Geoffrey pulled Moira in for a hug. “You look darling, darling.”

Moira giggled.

“You’re both lovely,” Matt said throwing a look at Geoffrey. He hugged Mystique, who did not return the embrace.

“Tomas isn’t here?” Moira looked around her family and into the living room.

Mystique cocked her head and looked at her bare wrist. “He’s late. Come with me instead.” She wasn’t wearing a watch.

“Dad’s walking you over.”

“So?”

“So, I’m Tomas’s girlfriend and I’m going with Tomas. Besides, it’s totally stupid to show up at a school dance with your parents. On foot.”

Matt made a goofy face. “Parents who walk are totally banal.”

Mystique rolled her eyes. There had been much eye-rolling in the house since the twins hit middle school. “You know Tomas can’t drive, right?” she said, “He’s thirteen. So his parents will be dropping you off four blocks away.”

“He’s fourteen and that’s different.”

“I also fell for an older man,” Geoffrey said to Matt with a wink.

Both girls grimaced.

The doorbell rang and Moira shrieked. “I want to make a grand entrance!” she called over her shoulder while clomping back up the stairs.

Mystique opened the door.

Tomas walked in, mouth wide open. “Uh, hi,” he said, clearly ogling Mystique.

Matt came up behind Mystique and gently placed a pashmina over her shoulders. It was plum and matched her lipstick perfectly. It did nothing to detract the teenage boy’s stare.

“Moira’s upstairs,” Mystique said, taking the wrap from Matt.

“Hi Tomas!” Moira called from the top of the stairs. She waved enthusiastically, practically bending in half over the banister.

Tomas didn’t turn. Moira took two thudding steps down.

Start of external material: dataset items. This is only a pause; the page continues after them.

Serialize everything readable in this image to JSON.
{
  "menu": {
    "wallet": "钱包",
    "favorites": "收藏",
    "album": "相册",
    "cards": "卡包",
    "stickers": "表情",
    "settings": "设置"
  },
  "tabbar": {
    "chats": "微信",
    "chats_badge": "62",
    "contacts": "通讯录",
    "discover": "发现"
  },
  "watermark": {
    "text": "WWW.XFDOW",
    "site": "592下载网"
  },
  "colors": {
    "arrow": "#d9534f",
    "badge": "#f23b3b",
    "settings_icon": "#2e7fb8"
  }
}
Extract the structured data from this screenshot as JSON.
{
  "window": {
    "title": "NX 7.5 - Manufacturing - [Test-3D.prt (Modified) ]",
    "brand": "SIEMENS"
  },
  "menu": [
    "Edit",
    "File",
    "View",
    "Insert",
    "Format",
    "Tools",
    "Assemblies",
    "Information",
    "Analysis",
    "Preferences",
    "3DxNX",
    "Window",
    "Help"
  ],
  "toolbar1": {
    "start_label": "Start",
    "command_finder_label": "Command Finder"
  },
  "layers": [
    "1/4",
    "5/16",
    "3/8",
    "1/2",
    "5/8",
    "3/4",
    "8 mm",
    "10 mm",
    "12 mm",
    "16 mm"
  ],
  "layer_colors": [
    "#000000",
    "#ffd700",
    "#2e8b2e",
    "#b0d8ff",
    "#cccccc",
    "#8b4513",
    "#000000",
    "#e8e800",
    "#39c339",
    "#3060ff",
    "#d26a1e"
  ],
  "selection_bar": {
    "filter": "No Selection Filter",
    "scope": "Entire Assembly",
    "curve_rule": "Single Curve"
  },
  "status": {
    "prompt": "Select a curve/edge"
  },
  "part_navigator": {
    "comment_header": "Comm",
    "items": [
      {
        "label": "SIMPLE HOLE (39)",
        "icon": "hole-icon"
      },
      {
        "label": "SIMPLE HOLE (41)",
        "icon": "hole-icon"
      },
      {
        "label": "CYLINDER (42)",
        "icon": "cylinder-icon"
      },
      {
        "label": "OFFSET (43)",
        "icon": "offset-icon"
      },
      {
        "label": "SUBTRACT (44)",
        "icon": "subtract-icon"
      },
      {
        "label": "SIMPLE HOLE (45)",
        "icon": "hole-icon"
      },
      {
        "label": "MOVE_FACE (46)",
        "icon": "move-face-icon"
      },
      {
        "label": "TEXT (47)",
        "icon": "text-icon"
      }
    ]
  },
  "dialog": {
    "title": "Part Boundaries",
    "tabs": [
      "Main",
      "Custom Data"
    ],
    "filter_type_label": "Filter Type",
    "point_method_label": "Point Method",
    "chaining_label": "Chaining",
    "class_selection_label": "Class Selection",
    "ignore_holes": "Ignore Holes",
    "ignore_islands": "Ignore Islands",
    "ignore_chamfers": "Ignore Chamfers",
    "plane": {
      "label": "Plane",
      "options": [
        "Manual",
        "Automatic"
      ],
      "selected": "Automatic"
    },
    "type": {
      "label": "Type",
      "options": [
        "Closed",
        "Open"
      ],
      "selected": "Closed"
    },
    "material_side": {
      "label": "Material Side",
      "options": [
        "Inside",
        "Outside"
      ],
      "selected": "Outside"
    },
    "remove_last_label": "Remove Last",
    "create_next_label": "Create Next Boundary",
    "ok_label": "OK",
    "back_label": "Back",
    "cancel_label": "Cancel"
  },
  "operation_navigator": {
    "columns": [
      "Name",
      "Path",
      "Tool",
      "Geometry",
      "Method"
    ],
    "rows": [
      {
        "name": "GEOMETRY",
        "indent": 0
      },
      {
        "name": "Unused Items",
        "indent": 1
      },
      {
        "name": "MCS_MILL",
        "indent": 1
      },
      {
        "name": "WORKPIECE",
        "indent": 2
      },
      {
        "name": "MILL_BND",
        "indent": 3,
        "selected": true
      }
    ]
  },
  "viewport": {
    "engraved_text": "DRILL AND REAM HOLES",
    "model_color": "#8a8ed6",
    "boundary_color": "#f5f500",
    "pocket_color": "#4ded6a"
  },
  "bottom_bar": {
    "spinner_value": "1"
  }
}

Mystique pulled the pashmina tighter around her shoulders. She turned away from Tomas, so her back was to him, but it did nothing to deter his stare.

“Tommy?” Moira tromped down a couple more stairs. Tomas still didn’t turn to face his date. He barely moved or breathed.

“Hello?!” Moira’s voice was rising. She ran down the rest of the stairs and shook Tomas’s shoulders.

He blinked, turned to her, and smiled. “Oh, hey Ra.” He kissed her on the cheek, and held out a plastic box with a wilted yellow carnation wrist corsage.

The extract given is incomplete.